BNY strategist Geoff Yu says EUR positioning has shifted from a pre-conflict “hedge the Dollar” trade to being net underheld. He adds that, if a ceasefire holds over the next two weeks, foreign exchange flows may revert towards averages after “extreme” moves since the conflict began.
He describes outflows from emerging market currencies under balance of payments pressure and developed market currencies linked to stagflation. He contrasts this with support for energy- and commodity-linked currencies where policy tightening is more feasible.
Yu contrasts the Eurozone, where energy costs are feeding stagflation worries, with Norway, where he expects a strongly positive terms-of-trade shock.
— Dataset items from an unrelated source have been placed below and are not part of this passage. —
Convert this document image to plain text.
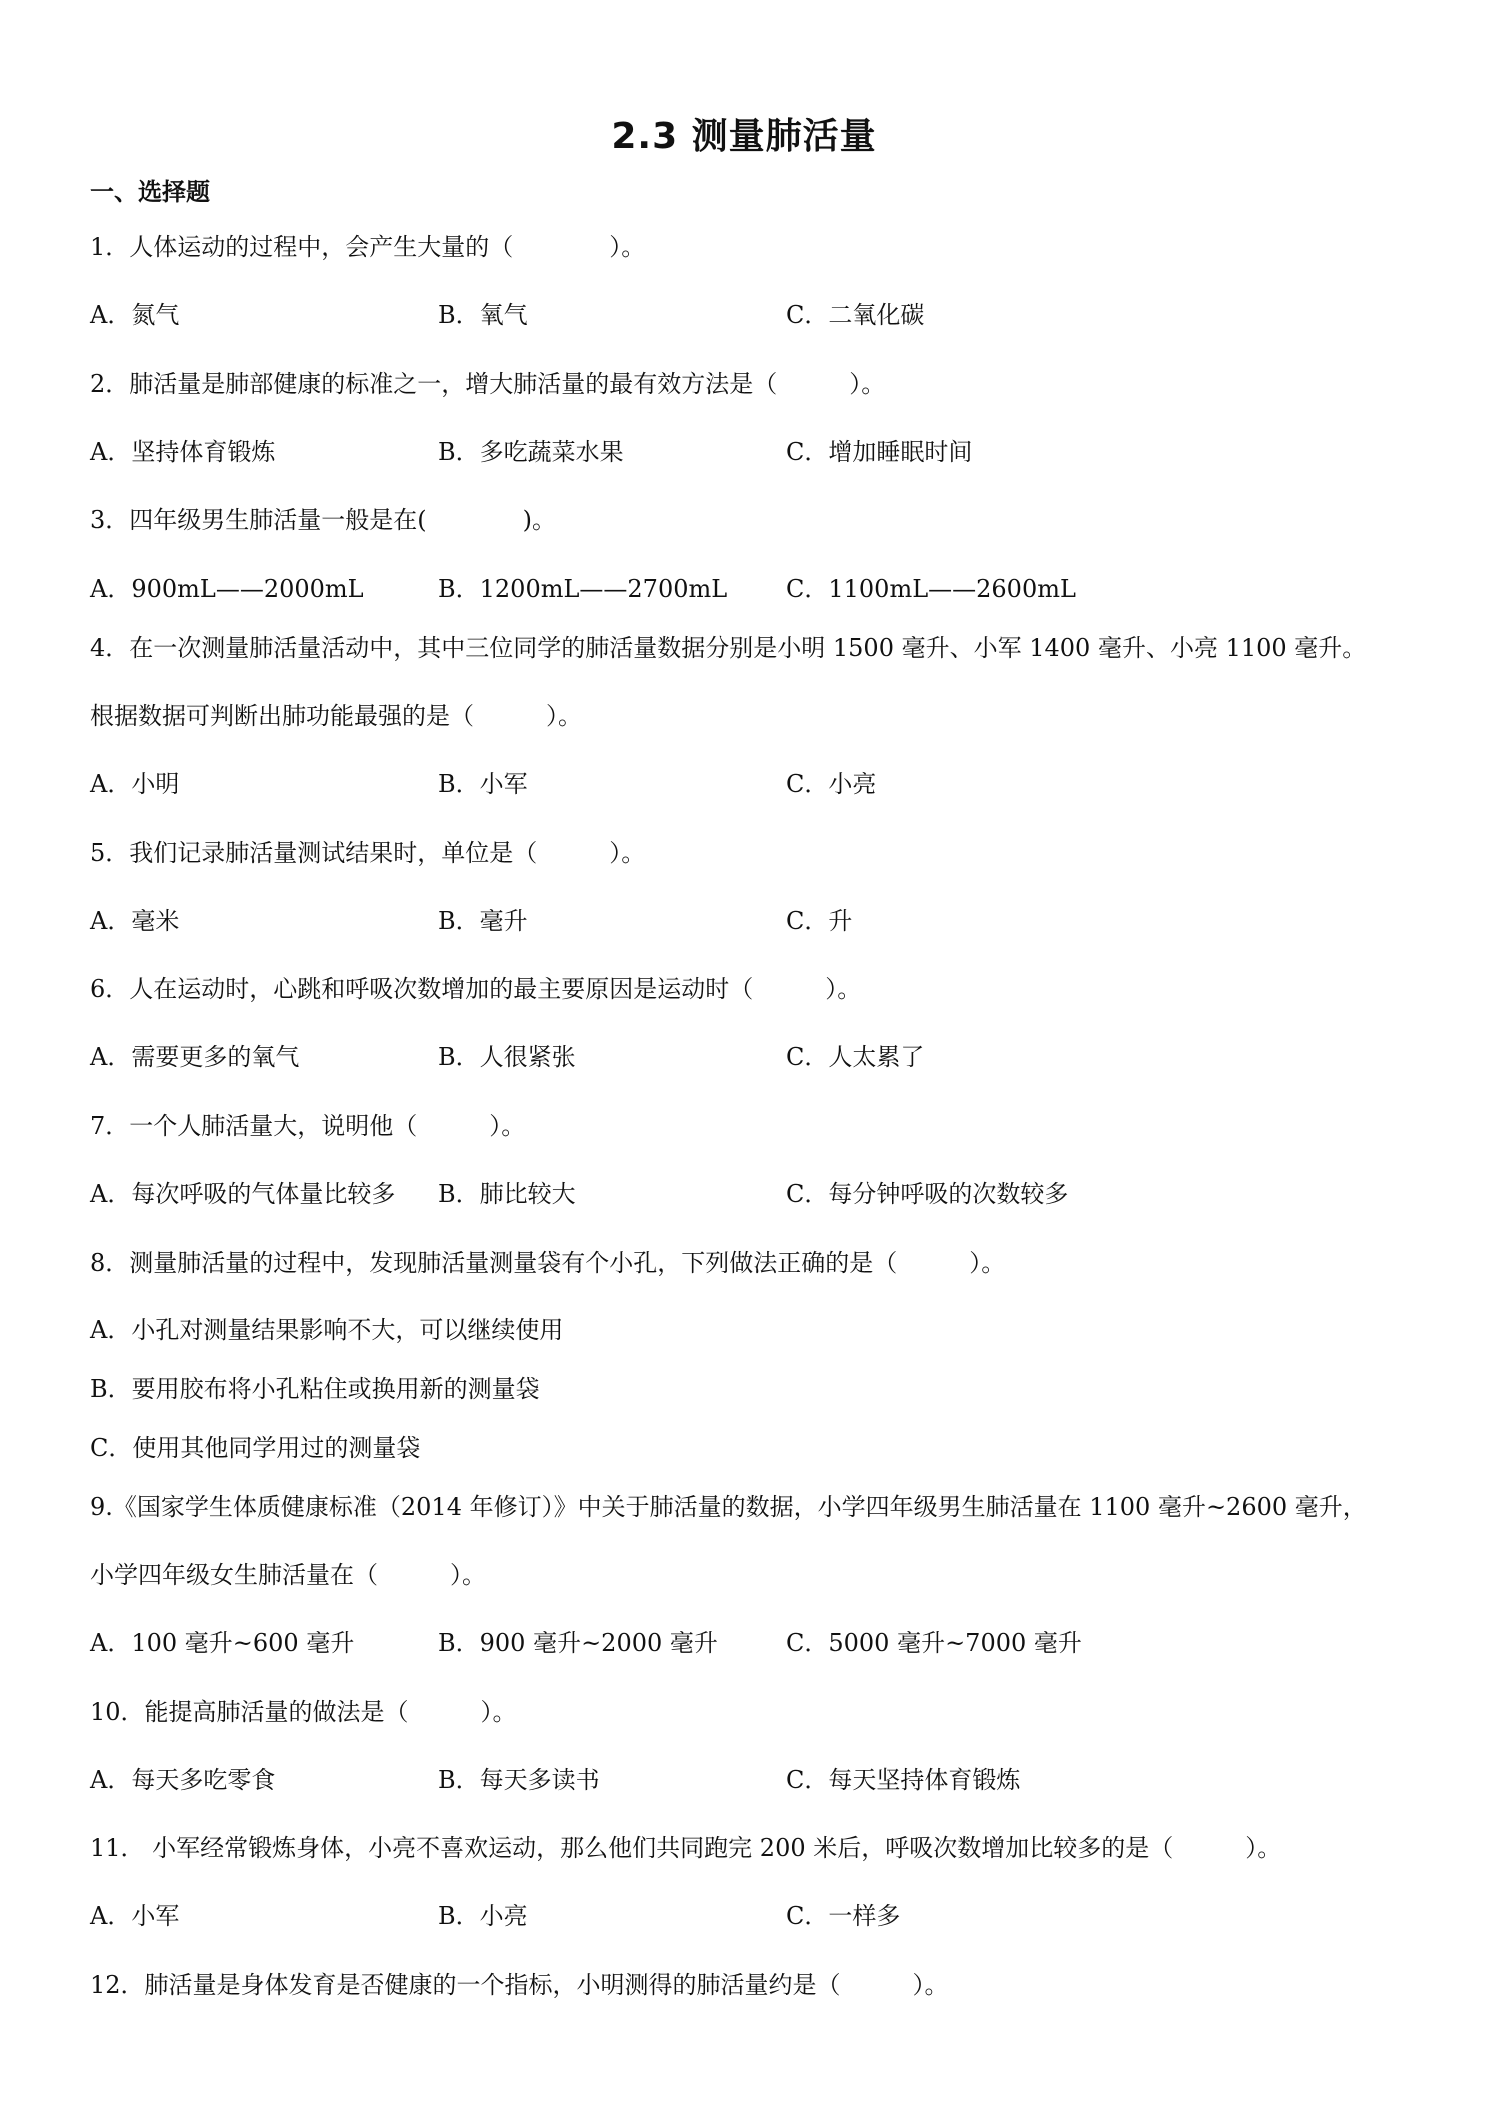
2.3 测量肺活量
一、选择题
1．人体运动的过程中，会产生大量的（　　　　）。
A．氮气	B．氧气	C．二氧化碳
2．肺活量是肺部健康的标准之一，增大肺活量的最有效方法是（　　　）。
A．坚持体育锻炼	B．多吃蔬菜水果	C．增加睡眠时间
3．四年级男生肺活量一般是在(　　　　)。
A．900mL——2000mL	B．1200mL——2700mL C．1100mL——2600mL
4．在一次测量肺活量活动中，其中三位同学的肺活量数据分别是小明 1500 毫升、小军 1400 毫升、小亮 1100 毫升。
根据数据可判断出肺功能最强的是（　　　）。
A．小明	B．小军	C．小亮
5．我们记录肺活量测试结果时，单位是（　　　）。
A．毫米	B．毫升	C．升
6．人在运动时，心跳和呼吸次数增加的最主要原因是运动时（　　　）。
A．需要更多的氧气	B．人很紧张	C．人太累了
7．一个人肺活量大，说明他（　　　）。
A．每次呼吸的气体量比较多 B．肺比较大	C．每分钟呼吸的次数较多
8．测量肺活量的过程中，发现肺活量测量袋有个小孔，下列做法正确的是（　　　）。
A．小孔对测量结果影响不大，可以继续使用
B．要用胶布将小孔粘住或换用新的测量袋
C．使用其他同学用过的测量袋
9.《国家学生体质健康标准（2014 年修订）》中关于肺活量的数据，小学四年级男生肺活量在 1100 毫升~2600 毫升，
小学四年级女生肺活量在（　　　）。
A．100 毫升~600 毫升	B．900 毫升~2000 毫升	C．5000 毫升~7000 毫升
10．能提高肺活量的做法是（　　　）。
A．每天多吃零食	B．每天多读书	C．每天坚持体育锻炼
11． 小军经常锻炼身体，小亮不喜欢运动，那么他们共同跑完 200 米后，呼吸次数增加比较多的是（　　　）。
A．小军	B．小亮	C．一样多
12．肺活量是身体发育是否健康的一个指标，小明测得的肺活量约是（　　　）。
He notes Norges Bank has largely pre-committed to a hike and describes it as the only developed central bank in Europe to do so.
He says the unwind of the prior “hedge the dollar” theme is now complete, leaving the euro net underheld on an aggregate basis. He attributes this to reduced forward EUR buying for hedging, despite rate expectations moving in a direction that would usually encourage more hedging.
For Norway, he says NOK strength could pause if energy prices peak. He adds that if receipts cover government financing needs, Norges Bank may resume FX purchases, while NOK holdings remain the strongest among European currencies.
We are seeing a familiar pattern where the Euro is net underheld, similar to the period after the conflict began in 2022. Renewed concerns about Eurozone stagflation have made the currency highly sensitive to any good news. This extensive negative positioning means the threshold for a sharp upward reversal is now significantly lower.
The latest data supports this view, with Eurozone Q1 2026 GDP coming in at a sluggish 0.2% even as March inflation cooled to just 2.1%. In response, the European Central Bank cut its key rate to 3.75% last month, widening the policy gap with the US. Data from the most recent Commitment of Traders report shows speculative net short positions on the Euro are at their highest level in over a year.
At the other end, the Norwegian Krone has been a beneficiary of persistently high energy prices, with Brent crude holding above $95 per barrel. This has allowed Norges Bank to maintain a hawkish stance with an interest rate of 4.75%, attracting significant capital inflows. The NOK remains one of the most crowded long positions in the G10 currency space.
However, we believe the NOK’s run may be losing steam as these long holdings appear stretched. If energy prices show any sign of peaking, or if government oil receipts become large enough for Norges Bank to resume selling Krone for its foreign currency reserves, the rally could stall. This creates a clear risk for those holding long NOK positions.
For derivative traders, this setup suggests that out-of-the-money call options on the EUR/USD are attractively priced for a potential snap-back rally. Given how underheld the Euro is, any positive catalyst could trigger a rapid unwinding of short positions. The low cost of these options provides an asymmetric bet on improving European sentiment.
Conversely, it may be prudent to hedge long NOK exposure or consider buying puts on the currency. The crowded positioning makes it vulnerable to a sharp correction on any negative news for the energy sector. This offers a way to protect gains from the recent rally while staying positioned for further, albeit slowing, upside.